Semplicemente #unadivoi

Libero De Rienzo: a poche dalla triste notizia della sua morte, è stata una esplosione di illazioni, sospetti, accuse. Non è bastato lo sdegno dei famigliari, l’intervento dell’avvocato di famiglia sulla sacralità, fino a prova contraria, del segreto istruttorio. Libero non è stato lasciato tale, nemmeno nella morte.

Lui da sempre così schivo, così refrattario alle interviste, all’esposizione mediatica, è stato punito nel peggior modo possibile: quegli stessi giornalisti che forse avrebbero potuto dargli più spazio in vita, sottolineandone il talento creativo, la genialità visionaria, la gentilezza d’animo, non sempre così scontata nelle persone di spettacolo, non hanno perso un secondo per avventarsi sul suo cadavere, per fare dietrologia spicciola, per imbrattarne la memoria prima ancora del verdetto ufficiale.

Quando, a poche ore dalla notizia della sua morte, sono uscite le prime indiscrezioni sul fatto che la Procura avesse aperto una indagine, mi è sembrato normale. È cosa quasi scontata, quando muore una persona giovane e in salute. Ma quando una sola illazione si è trasformata in una pioggia di supposizioni, titoli palesemente urlati e fuorvianti, vergognose fake news (“Caccia al pusher, “trovate cocaina, crack, eroina”) mi son sentita incredibilmente triste. E arrabbiata.

Perché ho pensato a sua moglie, ai suoi figli, a suo padre, ai suoi amici. Alla rabbia che si è sommata al loro dolore. Alla violenta intrusione nel privato di un attore, un uomo, che nella vita una solo cosa cercava: la NON notorietà, la libertà di essere lasciato in pace. Non è un caso che non partecipasse quasi mai agli eventi mondani, che per sua stessa ammissione avesse due o tre (veri) amici attori, che non fosse sui social, se non sporadicamente, che nessuno conoscesse nemmeno il nome dei suoi figli, figurarsi il volto.

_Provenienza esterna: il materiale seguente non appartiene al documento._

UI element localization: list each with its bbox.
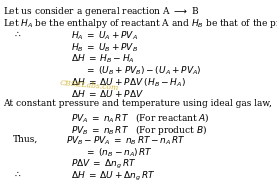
Text: CBSELabs.com: CBSELabs.com: [59, 79, 119, 92]
Text: $PV_B - PV_A\; =\; n_B\, RT - n_A\, RT$: $PV_B - PV_A\; =\; n_B\, RT - n_A\, RT$: [66, 134, 186, 147]
Text: $=\; (n_B - n_A)\, RT$: $=\; (n_B - n_A)\, RT$: [85, 146, 153, 159]
Text: $\Delta H\; =\; \Delta U + \Delta n_g\, RT$: $\Delta H\; =\; \Delta U + \Delta n_g\, …: [71, 169, 156, 182]
Text: $P\Delta V\; =\; \Delta n_g\, RT$: $P\Delta V\; =\; \Delta n_g\, RT$: [71, 158, 137, 171]
Text: $\therefore$: $\therefore$: [13, 29, 22, 38]
Text: At constant pressure and temperature using ideal gas law,: At constant pressure and temperature usi…: [3, 100, 272, 108]
Text: $H_A\; =\; U_A + PV_A$: $H_A\; =\; U_A + PV_A$: [71, 29, 138, 42]
Text: $=\; (U_B + PV_B) - (U_A + PV_A)$: $=\; (U_B + PV_B) - (U_A + PV_A)$: [85, 64, 202, 77]
Text: Thus,: Thus,: [13, 134, 38, 144]
Text: $\Delta H\; =\; \Delta U + P\Delta V\; (H_B - H_A)$: $\Delta H\; =\; \Delta U + P\Delta V\; (…: [71, 76, 186, 89]
Text: Let us consider a general reaction A $\longrightarrow$ B: Let us consider a general reaction A $\l…: [3, 5, 199, 18]
Text: $H_B\; =\; U_B + PV_B$: $H_B\; =\; U_B + PV_B$: [71, 41, 138, 54]
Text: $\Delta H\; =\; H_B - H_A$: $\Delta H\; =\; H_B - H_A$: [71, 53, 135, 65]
Text: $PV_B\; =\; n_B\, RT$   (For product $B$): $PV_B\; =\; n_B\, RT$ (For product $B$): [71, 123, 207, 137]
Text: $PV_A\; =\; n_A\, RT$   (For reactant $A$): $PV_A\; =\; n_A\, RT$ (For reactant $A$): [71, 111, 210, 124]
Text: $\Delta H\; =\; \Delta U + P\Delta V$: $\Delta H\; =\; \Delta U + P\Delta V$: [71, 88, 144, 99]
Text: Let $H_A$ be the enthalpy of reactant A and $H_B$ be that of the products.: Let $H_A$ be the enthalpy of reactant A …: [3, 17, 277, 30]
Text: $\therefore$: $\therefore$: [13, 169, 22, 179]
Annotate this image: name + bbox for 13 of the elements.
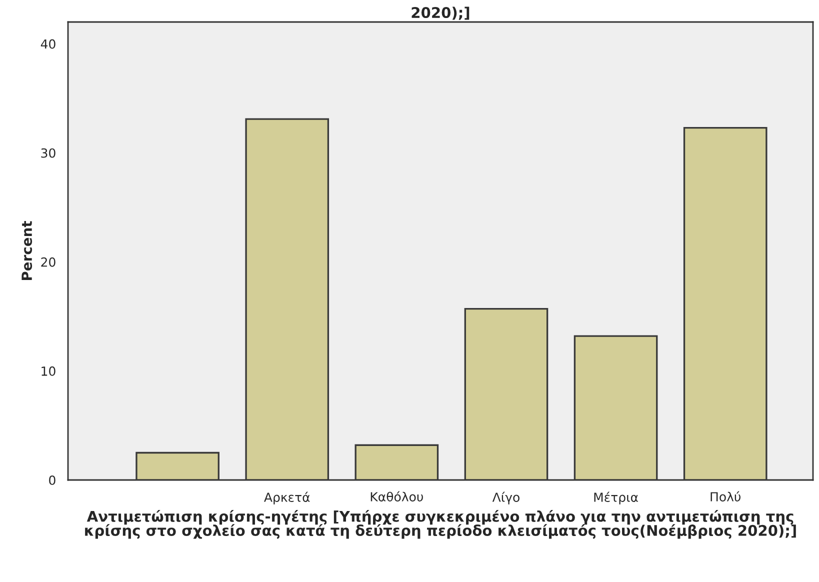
y-tick-label: 40 [40,39,56,49]
x-tick-label: Μέτρια [594,492,638,504]
x-tick-label: Πολύ [710,491,740,502]
x-axis-title: Αντιμετώπιση κρίσης-ηγέτης [Υπήρχε συγκεκριμένο πλάνο για την αντιμετώπιση της κρίσης στο σχολείο σας κατά τη δεύτερη περίοδο κλεισίματός τους(Νοέμβριος 2020);] [85,510,796,539]
y-tick-label: 20 [41,257,56,267]
y-tick-label: 30 [41,148,56,158]
x-tick-label: Λίγο [492,492,520,504]
x-tick-label: Αρκετά [264,492,310,504]
x-tick-label: Καθόλου [370,491,423,502]
chart-title: 2020);] [412,6,470,20]
y-axis-title: Percent [22,221,32,280]
y-tick-label: 0 [49,475,56,485]
y-tick-label: 10 [42,366,56,376]
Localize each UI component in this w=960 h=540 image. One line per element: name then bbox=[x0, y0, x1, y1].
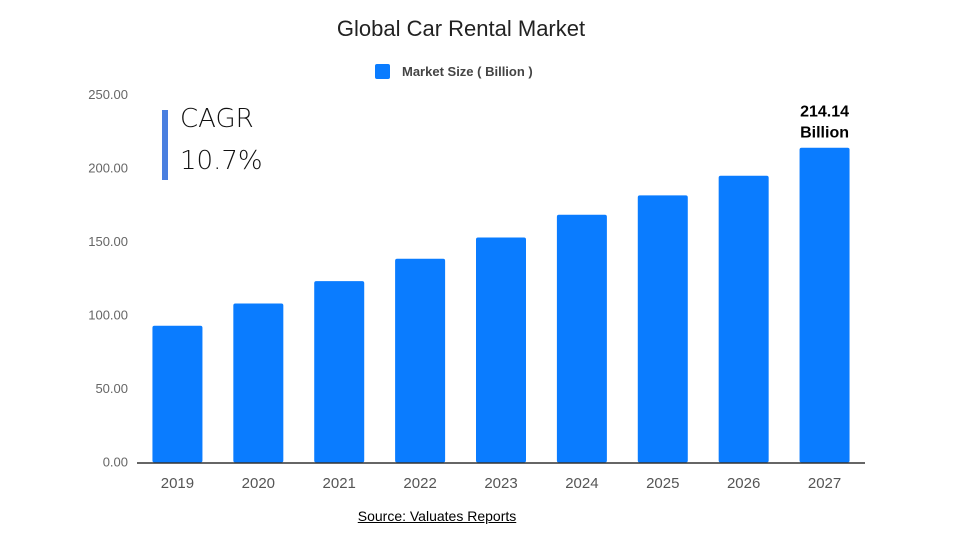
legend-label: Market Size ( Billion ) bbox=[402, 64, 533, 79]
bar-2019 bbox=[152, 325, 203, 463]
x-tick-label: 2019 bbox=[161, 475, 194, 492]
chart-title: Global Car Rental Market bbox=[336, 16, 586, 41]
legend: Market Size ( Billion ) bbox=[375, 64, 533, 79]
x-tick-label: 2020 bbox=[242, 475, 275, 492]
x-tick-label: 2025 bbox=[646, 475, 679, 492]
x-tick-label: 2023 bbox=[484, 475, 517, 492]
bar-2027 bbox=[799, 147, 850, 463]
y-tick-label: 200.00 bbox=[88, 161, 128, 176]
cagr-value: 10.7% bbox=[180, 146, 263, 176]
bar-2025 bbox=[637, 195, 688, 463]
x-tick-label: 2021 bbox=[323, 475, 356, 492]
y-tick-label: 50.00 bbox=[95, 381, 128, 396]
bar-2021 bbox=[314, 281, 365, 463]
source-link[interactable]: Source: Valuates Reports bbox=[357, 508, 517, 524]
x-tick-label: 2024 bbox=[565, 475, 598, 492]
x-tick-label: 2026 bbox=[727, 475, 760, 492]
y-tick-label: 150.00 bbox=[88, 234, 128, 249]
bar-2024 bbox=[556, 214, 607, 463]
bar-2026 bbox=[718, 175, 769, 463]
y-tick-label: 0.00 bbox=[103, 455, 128, 470]
bar-2020 bbox=[233, 303, 284, 463]
bar-2023 bbox=[476, 237, 526, 463]
data-label-unit: Billion bbox=[800, 125, 849, 142]
y-tick-label: 100.00 bbox=[88, 308, 128, 323]
x-tick-label: 2027 bbox=[808, 475, 841, 492]
y-tick-label: 250.00 bbox=[88, 87, 128, 102]
data-label-value: 214.14 bbox=[800, 104, 849, 121]
cagr-label: CAGR bbox=[180, 104, 254, 134]
cagr-accent-bar bbox=[162, 110, 168, 180]
x-tick-label: 2022 bbox=[403, 475, 436, 492]
bar-2022 bbox=[395, 258, 446, 463]
legend-swatch bbox=[375, 64, 390, 79]
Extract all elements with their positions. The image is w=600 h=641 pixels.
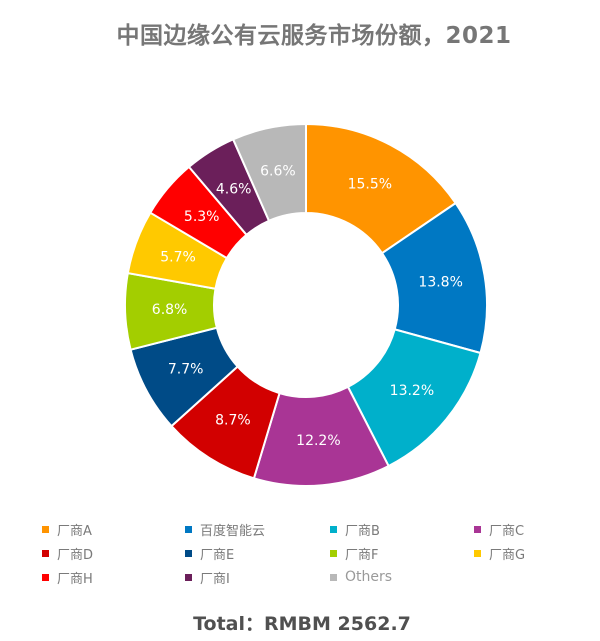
slice-value-label: 6.8% — [152, 302, 188, 318]
legend-swatch-icon — [185, 525, 192, 533]
donut-slice — [231, 122, 307, 223]
legend-item-baidu-ai-cloud: 百度智能云 — [185, 519, 265, 539]
legend-label: 百度智能云 — [200, 523, 266, 539]
legend-swatch-icon — [330, 525, 337, 533]
legend-label: 厂商G — [489, 547, 526, 563]
legend-label: 厂商A — [57, 523, 92, 539]
legend-label: 厂商B — [345, 523, 380, 539]
legend-item-vendor-e: 厂商E — [185, 543, 234, 563]
slice-value-label: 7.7% — [168, 361, 204, 377]
slice-value-label: 5.7% — [160, 249, 196, 265]
donut-chart: 15.5% 13.8% 13.2% 12.2% 8.7% 7.7% 6.8% 5.7% 5.3%… — [124, 122, 488, 487]
legend-item-others: Others — [330, 567, 392, 587]
legend-item-vendor-d: 厂商D — [42, 543, 93, 563]
legend-label: Others — [345, 569, 393, 585]
legend-swatch-icon — [42, 573, 49, 581]
slice-value-label: 12.2% — [296, 433, 340, 449]
legend-swatch-icon — [185, 549, 192, 557]
donut-slices — [124, 122, 488, 487]
legend-swatch-icon — [474, 549, 481, 557]
legend-label: 厂商I — [200, 571, 230, 587]
legend-label: 厂商H — [57, 571, 93, 587]
legend-swatch-icon — [330, 549, 337, 557]
slice-value-label: 4.6% — [216, 181, 252, 197]
legend-swatch-icon — [330, 573, 337, 581]
legend-item-vendor-h: 厂商H — [42, 567, 93, 587]
legend-item-vendor-g: 厂商G — [474, 543, 525, 563]
total-market-size: Total：RMBM 2562.7 — [193, 613, 411, 635]
chart-legend: 厂商A 百度智能云 厂商B 厂商C 厂商D 厂商E 厂商F 厂商G 厂商H 厂商… — [0, 519, 600, 599]
legend-item-vendor-i: 厂商I — [185, 567, 230, 587]
legend-swatch-icon — [42, 549, 49, 557]
legend-item-vendor-a: 厂商A — [42, 519, 92, 539]
slice-value-label: 8.7% — [215, 412, 251, 428]
slice-value-label: 15.5% — [348, 176, 392, 192]
legend-item-vendor-c: 厂商C — [474, 519, 524, 539]
legend-label: 厂商D — [57, 547, 94, 563]
slice-value-label: 13.8% — [418, 275, 462, 291]
legend-label: 厂商E — [200, 547, 235, 563]
legend-label: 厂商C — [489, 523, 525, 539]
slice-value-label: 5.3% — [184, 209, 220, 225]
donut-slice-labels: 15.5% 13.8% 13.2% 12.2% 8.7% 7.7% 6.8% 5.7% 5.3%… — [152, 163, 463, 449]
legend-swatch-icon — [185, 573, 192, 581]
legend-swatch-icon — [474, 525, 481, 533]
slice-value-label: 6.6% — [260, 163, 296, 179]
slice-value-label: 13.2% — [390, 383, 434, 399]
legend-swatch-icon — [42, 525, 49, 533]
legend-item-vendor-b: 厂商B — [330, 519, 380, 539]
legend-label: 厂商F — [345, 547, 379, 563]
chart-title: 中国边缘公有云服务市场份额，2021 — [116, 23, 512, 49]
legend-item-vendor-f: 厂商F — [330, 543, 378, 563]
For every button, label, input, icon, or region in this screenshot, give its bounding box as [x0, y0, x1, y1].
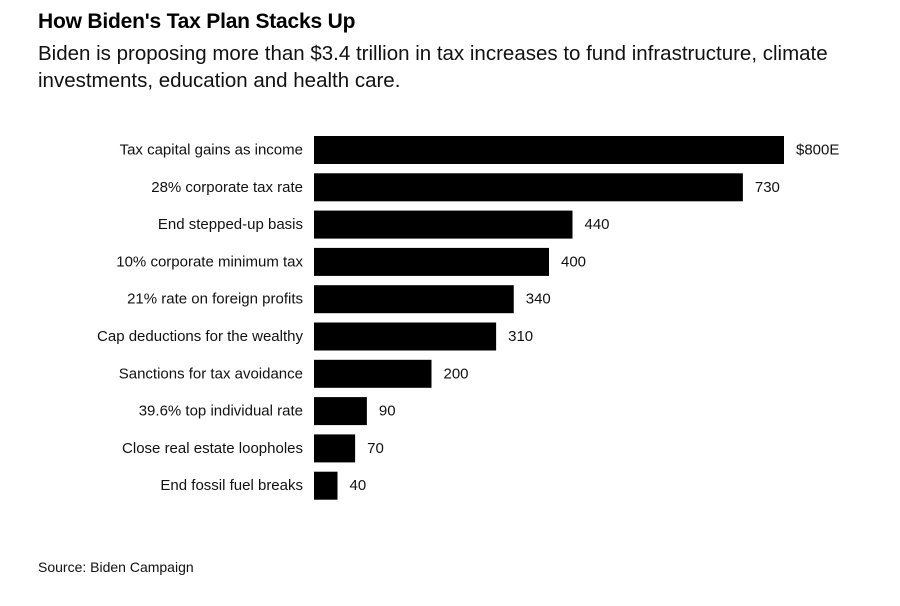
category-label-28-corporate-tax-rate: 28% corporate tax rate	[151, 179, 303, 196]
value-label-10-corporate-minimum-tax: 400	[561, 253, 586, 270]
source-note: Source: Biden Campaign	[38, 559, 194, 575]
bar-cap-deductions-for-the-wealthy	[314, 322, 497, 351]
value-label-close-real-estate-loopholes: 70	[367, 440, 384, 457]
bar-end-stepped-up-basis	[314, 210, 573, 239]
bar-end-fossil-fuel-breaks	[314, 471, 338, 500]
value-label-end-fossil-fuel-breaks: 40	[350, 477, 367, 494]
value-label-sanctions-for-tax-avoidance: 200	[444, 365, 469, 382]
value-label-21-rate-on-foreign-profits: 340	[526, 291, 551, 308]
category-label-10-corporate-minimum-tax: 10% corporate minimum tax	[116, 253, 303, 270]
category-label-cap-deductions-for-the-wealthy: Cap deductions for the wealthy	[97, 328, 303, 345]
category-label-tax-capital-gains-as-income: Tax capital gains as income	[120, 142, 303, 159]
category-label-sanctions-for-tax-avoidance: Sanctions for tax avoidance	[119, 365, 303, 382]
bar-sanctions-for-tax-avoidance	[314, 359, 432, 388]
value-label-tax-capital-gains-as-income: $800E	[796, 142, 839, 159]
bar-10-corporate-minimum-tax	[314, 247, 549, 276]
bar-39-6-top-individual-rate	[314, 397, 367, 426]
chart-subtitle: Biden is proposing more than $3.4 trilli…	[38, 42, 828, 92]
category-label-close-real-estate-loopholes: Close real estate loopholes	[122, 440, 303, 457]
value-label-39-6-top-individual-rate: 90	[379, 403, 396, 420]
value-label-end-stepped-up-basis: 440	[585, 216, 610, 233]
value-label-cap-deductions-for-the-wealthy: 310	[508, 328, 533, 345]
category-label-21-rate-on-foreign-profits: 21% rate on foreign profits	[127, 291, 303, 308]
category-label-39-6-top-individual-rate: 39.6% top individual rate	[139, 403, 303, 420]
category-label-end-stepped-up-basis: End stepped-up basis	[158, 216, 303, 233]
bar-21-rate-on-foreign-profits	[314, 285, 514, 314]
bar-tax-capital-gains-as-income	[314, 136, 784, 164]
bar-28-corporate-tax-rate	[314, 173, 743, 202]
chart-title: How Biden's Tax Plan Stacks Up	[38, 10, 356, 33]
category-label-end-fossil-fuel-breaks: End fossil fuel breaks	[160, 477, 303, 494]
value-label-28-corporate-tax-rate: 730	[755, 179, 780, 196]
bar-close-real-estate-loopholes	[314, 434, 356, 463]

E il sospetto che ci siano morti di serie a e di serie b, come sempre. Morti di fronte ai quali, per comodità, e interesse, si porta rispetto e altri che vengono vivisezionati, scarnificati, dati in pasto al pubblico senza pudore o vergogna.

Scrive Boris Sollazzo: “Il sospetto, a volte bisogna avere lo stesso coraggio di Picchio nel dire le cose come stanno, è che nell’accanimento attuale contro un giovane uomo che al talento univa la voglia di ingaggiare battaglie scomode – contro la violenza della polizia, il sistema penitenziario, la strategia repressiva dello Stato, le ingiustizie sociali, il pessimo giornalismo – ci sia una gran voglia di vendicarsi di tutte le categorie coinvolte.

Libero è morto, non cambia nulla sapere i dettagli. Ci mancheranno la sua simpatia, i suoi occhi dolci e malinconici anche quando pronunciava le battute più sfrontate, il suo cinismo così pungente e vero.

“A me stanno sul culo quasi tutti” diceva in Santa Maradona. E forse non aveva tutti i torti.